January 2018

By traditional training I am not a Naval Architect. I actually studied to become an Aerospace and Ocean engineer. My education at Virginia Tech as an Aerospace and Ocean engineer was nothing more than a lucky coincidence, since it allowed me to indulge my youthful passions of sailing, flight and space.


Over the years I ended up spending much more time on the water, but that path was not so clear at the time of my graduation.
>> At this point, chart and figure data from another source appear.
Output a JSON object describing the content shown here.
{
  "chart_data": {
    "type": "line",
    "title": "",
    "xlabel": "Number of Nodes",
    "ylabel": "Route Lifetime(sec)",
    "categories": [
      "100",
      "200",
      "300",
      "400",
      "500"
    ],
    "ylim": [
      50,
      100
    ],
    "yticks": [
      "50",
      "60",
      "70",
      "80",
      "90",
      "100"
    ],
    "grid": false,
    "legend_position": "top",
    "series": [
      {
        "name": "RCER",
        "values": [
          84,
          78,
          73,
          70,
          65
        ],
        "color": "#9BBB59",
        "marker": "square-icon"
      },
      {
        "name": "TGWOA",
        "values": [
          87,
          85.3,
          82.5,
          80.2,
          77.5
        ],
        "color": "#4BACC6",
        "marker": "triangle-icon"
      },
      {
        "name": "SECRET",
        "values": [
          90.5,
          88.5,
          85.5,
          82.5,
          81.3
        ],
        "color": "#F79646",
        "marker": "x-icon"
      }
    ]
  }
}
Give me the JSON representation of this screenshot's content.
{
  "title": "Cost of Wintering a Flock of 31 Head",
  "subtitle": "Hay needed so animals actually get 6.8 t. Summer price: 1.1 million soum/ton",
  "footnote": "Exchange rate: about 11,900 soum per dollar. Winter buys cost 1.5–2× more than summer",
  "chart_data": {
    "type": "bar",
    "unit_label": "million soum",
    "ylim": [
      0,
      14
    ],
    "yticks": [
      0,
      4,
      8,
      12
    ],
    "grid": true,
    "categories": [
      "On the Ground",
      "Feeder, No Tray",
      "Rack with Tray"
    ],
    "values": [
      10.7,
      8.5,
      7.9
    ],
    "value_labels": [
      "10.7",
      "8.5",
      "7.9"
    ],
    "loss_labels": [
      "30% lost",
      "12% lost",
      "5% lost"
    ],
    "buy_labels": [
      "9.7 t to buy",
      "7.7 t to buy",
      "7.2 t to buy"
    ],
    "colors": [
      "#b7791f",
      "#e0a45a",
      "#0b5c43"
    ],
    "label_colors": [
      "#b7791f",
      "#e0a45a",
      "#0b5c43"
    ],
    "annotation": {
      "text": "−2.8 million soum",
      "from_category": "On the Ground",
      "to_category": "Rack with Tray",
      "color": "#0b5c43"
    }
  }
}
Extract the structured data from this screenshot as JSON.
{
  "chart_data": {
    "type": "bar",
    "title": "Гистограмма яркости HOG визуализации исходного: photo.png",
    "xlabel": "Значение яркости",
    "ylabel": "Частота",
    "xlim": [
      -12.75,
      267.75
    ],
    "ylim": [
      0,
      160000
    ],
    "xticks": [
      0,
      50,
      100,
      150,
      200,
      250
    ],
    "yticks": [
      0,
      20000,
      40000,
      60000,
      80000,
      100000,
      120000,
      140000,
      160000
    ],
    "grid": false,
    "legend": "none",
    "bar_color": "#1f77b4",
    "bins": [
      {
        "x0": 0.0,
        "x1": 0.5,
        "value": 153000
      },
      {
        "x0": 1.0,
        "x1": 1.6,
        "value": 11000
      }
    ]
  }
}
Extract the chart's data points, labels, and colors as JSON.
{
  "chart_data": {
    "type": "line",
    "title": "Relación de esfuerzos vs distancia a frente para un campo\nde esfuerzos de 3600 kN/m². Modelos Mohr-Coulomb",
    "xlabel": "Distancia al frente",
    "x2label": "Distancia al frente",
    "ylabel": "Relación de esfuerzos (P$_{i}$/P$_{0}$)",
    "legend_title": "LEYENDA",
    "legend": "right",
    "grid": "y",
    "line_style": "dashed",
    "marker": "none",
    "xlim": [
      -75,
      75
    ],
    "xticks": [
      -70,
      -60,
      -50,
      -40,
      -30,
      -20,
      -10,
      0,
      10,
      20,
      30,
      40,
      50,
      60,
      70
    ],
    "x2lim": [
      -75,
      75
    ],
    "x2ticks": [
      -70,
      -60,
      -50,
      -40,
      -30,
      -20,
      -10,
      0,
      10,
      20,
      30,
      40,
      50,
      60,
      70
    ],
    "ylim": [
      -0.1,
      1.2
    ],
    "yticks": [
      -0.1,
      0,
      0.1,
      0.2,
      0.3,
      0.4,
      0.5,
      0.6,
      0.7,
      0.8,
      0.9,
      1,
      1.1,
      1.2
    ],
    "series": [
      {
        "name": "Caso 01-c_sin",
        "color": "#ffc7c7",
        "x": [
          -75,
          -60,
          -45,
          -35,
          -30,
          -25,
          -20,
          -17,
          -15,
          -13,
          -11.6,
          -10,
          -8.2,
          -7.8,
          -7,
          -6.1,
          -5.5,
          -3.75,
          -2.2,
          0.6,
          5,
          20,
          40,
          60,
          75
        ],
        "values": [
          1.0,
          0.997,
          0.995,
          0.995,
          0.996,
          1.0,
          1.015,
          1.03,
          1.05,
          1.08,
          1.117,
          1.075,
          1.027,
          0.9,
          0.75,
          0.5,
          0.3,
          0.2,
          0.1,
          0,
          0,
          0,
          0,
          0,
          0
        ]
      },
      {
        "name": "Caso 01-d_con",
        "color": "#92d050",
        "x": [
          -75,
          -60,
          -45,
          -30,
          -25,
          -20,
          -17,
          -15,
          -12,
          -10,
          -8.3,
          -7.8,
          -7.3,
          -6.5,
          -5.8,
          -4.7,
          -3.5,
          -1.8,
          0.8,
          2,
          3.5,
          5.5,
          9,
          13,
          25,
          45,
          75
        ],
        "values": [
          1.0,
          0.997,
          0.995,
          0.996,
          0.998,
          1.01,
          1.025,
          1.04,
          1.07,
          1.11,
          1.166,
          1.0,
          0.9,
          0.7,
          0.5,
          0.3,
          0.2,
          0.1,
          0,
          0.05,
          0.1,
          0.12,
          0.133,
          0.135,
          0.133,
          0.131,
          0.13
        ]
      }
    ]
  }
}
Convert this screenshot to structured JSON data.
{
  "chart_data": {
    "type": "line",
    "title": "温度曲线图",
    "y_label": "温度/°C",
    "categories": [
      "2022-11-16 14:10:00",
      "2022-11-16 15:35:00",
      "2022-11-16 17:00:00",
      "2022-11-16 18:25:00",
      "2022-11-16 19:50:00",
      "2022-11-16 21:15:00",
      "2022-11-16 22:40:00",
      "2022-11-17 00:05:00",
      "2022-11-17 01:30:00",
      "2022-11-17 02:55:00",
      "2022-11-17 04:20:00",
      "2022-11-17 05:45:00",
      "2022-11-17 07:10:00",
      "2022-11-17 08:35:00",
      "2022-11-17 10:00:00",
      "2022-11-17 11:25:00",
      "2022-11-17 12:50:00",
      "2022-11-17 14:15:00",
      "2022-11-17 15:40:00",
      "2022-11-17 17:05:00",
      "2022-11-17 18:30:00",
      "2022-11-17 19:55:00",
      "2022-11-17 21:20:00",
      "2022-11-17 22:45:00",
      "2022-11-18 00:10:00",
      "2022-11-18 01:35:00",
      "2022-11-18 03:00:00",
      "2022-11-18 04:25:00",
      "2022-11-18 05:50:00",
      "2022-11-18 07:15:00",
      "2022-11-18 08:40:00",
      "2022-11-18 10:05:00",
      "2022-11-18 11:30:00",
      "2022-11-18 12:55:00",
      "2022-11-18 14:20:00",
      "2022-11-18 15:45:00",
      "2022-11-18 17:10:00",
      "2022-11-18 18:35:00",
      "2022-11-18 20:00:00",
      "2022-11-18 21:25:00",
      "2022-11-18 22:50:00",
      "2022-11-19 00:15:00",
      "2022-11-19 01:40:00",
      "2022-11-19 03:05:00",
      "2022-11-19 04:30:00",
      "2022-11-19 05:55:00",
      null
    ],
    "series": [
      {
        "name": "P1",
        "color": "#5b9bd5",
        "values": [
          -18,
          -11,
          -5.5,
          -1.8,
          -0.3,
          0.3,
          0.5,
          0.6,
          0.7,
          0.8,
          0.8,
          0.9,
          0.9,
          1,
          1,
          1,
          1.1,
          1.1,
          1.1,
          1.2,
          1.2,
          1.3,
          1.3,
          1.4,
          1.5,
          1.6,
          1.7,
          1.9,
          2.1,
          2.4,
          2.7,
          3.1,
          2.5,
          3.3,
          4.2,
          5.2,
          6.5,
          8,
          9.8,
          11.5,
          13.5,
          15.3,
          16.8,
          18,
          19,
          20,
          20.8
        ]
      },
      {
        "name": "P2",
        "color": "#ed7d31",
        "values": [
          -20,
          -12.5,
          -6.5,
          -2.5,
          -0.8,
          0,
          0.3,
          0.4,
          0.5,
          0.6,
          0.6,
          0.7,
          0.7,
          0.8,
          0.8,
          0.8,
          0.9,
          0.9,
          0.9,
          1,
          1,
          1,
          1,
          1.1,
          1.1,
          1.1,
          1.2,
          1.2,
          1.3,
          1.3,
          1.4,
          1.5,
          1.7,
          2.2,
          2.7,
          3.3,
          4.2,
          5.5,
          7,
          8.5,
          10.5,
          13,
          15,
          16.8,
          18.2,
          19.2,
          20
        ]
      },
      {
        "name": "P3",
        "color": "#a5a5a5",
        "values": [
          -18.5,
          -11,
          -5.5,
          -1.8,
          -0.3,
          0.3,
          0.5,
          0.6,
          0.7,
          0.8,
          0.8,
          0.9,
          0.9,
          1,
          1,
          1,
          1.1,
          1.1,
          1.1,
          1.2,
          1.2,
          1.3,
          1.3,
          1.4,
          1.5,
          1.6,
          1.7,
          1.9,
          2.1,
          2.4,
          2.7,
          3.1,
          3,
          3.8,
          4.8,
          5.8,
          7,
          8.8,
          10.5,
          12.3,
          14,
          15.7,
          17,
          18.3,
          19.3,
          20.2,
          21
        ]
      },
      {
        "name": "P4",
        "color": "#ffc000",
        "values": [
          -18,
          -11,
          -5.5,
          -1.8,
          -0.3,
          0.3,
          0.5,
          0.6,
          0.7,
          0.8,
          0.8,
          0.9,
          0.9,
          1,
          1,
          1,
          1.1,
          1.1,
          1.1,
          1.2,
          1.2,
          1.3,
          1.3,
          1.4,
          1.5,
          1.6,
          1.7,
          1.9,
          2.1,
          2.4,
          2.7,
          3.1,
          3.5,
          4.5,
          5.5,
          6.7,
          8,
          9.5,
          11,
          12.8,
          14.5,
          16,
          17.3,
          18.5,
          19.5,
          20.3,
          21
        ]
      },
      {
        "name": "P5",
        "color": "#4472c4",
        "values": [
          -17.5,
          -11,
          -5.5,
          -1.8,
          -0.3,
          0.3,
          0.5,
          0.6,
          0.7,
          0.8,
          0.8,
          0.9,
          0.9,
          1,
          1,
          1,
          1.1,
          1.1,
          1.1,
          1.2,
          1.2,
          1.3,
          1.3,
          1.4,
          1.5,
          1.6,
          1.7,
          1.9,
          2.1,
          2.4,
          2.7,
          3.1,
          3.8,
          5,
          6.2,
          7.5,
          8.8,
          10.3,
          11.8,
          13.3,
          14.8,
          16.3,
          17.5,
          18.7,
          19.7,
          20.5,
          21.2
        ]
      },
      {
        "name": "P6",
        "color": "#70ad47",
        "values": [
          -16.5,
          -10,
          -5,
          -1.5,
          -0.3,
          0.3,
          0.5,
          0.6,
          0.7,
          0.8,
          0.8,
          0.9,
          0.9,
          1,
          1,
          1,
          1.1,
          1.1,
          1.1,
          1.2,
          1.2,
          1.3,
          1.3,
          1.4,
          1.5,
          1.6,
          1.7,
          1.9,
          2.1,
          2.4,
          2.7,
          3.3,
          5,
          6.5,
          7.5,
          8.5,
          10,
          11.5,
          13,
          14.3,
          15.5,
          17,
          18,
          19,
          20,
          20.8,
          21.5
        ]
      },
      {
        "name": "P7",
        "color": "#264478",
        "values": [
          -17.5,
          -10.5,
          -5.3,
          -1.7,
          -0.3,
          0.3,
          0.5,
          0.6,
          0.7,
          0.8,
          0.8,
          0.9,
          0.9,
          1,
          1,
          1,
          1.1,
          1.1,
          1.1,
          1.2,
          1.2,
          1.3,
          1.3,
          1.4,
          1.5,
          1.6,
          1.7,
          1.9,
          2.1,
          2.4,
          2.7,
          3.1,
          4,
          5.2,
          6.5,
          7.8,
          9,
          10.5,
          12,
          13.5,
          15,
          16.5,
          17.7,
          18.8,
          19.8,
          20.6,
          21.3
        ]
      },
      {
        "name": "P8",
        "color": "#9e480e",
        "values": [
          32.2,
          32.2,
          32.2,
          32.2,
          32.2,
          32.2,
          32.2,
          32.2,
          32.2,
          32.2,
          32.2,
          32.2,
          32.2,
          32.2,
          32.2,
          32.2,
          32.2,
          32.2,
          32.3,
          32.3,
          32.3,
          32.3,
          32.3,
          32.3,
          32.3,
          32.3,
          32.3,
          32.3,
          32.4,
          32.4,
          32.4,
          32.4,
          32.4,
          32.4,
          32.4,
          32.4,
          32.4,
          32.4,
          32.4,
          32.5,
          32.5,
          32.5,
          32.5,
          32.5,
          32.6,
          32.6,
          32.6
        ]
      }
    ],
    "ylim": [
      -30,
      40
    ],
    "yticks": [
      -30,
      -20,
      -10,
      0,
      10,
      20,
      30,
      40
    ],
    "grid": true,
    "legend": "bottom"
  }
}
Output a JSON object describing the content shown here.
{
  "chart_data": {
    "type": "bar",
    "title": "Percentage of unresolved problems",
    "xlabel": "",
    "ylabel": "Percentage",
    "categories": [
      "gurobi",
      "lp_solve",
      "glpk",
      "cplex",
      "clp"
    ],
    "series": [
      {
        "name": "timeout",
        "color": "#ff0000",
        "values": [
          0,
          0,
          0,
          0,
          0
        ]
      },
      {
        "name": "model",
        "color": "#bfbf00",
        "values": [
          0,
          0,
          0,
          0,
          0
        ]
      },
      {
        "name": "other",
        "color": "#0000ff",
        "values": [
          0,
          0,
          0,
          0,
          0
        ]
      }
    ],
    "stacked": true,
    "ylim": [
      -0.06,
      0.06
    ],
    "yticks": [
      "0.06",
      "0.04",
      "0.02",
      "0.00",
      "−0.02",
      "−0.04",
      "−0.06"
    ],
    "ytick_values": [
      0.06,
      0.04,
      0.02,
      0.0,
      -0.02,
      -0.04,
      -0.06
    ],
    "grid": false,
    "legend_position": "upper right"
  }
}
My senior project was a self launched home buildable glider, not a boat.


My team won a national award for the design and after that it was shelved and I went the maritime way.


However, recently, I have decided to reopen my personal path to flight, mostly to re-experience what it feels like to learn something from scratch.


Last fall, I started taking soaring lessons at Jersey Ridge Soaring in Blairstown, NJ. Jersey Ridge Soaring is one of those unexpected New Jersey gems; a surprisingly good soaring location with excellent staff, and instructors on a lovely airport with an excellent diner.


While it is a rather long drive for me, the last part of the drive is a truly pretty country drive and the return drive always gives me the chance to mentally go over my old man feeble attempts at learning a new eye hand coordination routine.


Especially as an engineer, I generally feel I am overthinking the task at hand, and that tends to make a mess of things when it requires rapid eye, hand, feet, and instrument feedback response. Stick and rudder coordination is no different than riding a bike or sailing a sailboat. The only difference is that I learned to ride a bike, and sail a sailboat when I was quite young with a blank slate brain and felt little social pressure or embarrassment when I made a mess of things. Today, I have to deal with a brain that is mostly prewired for not flying gliders.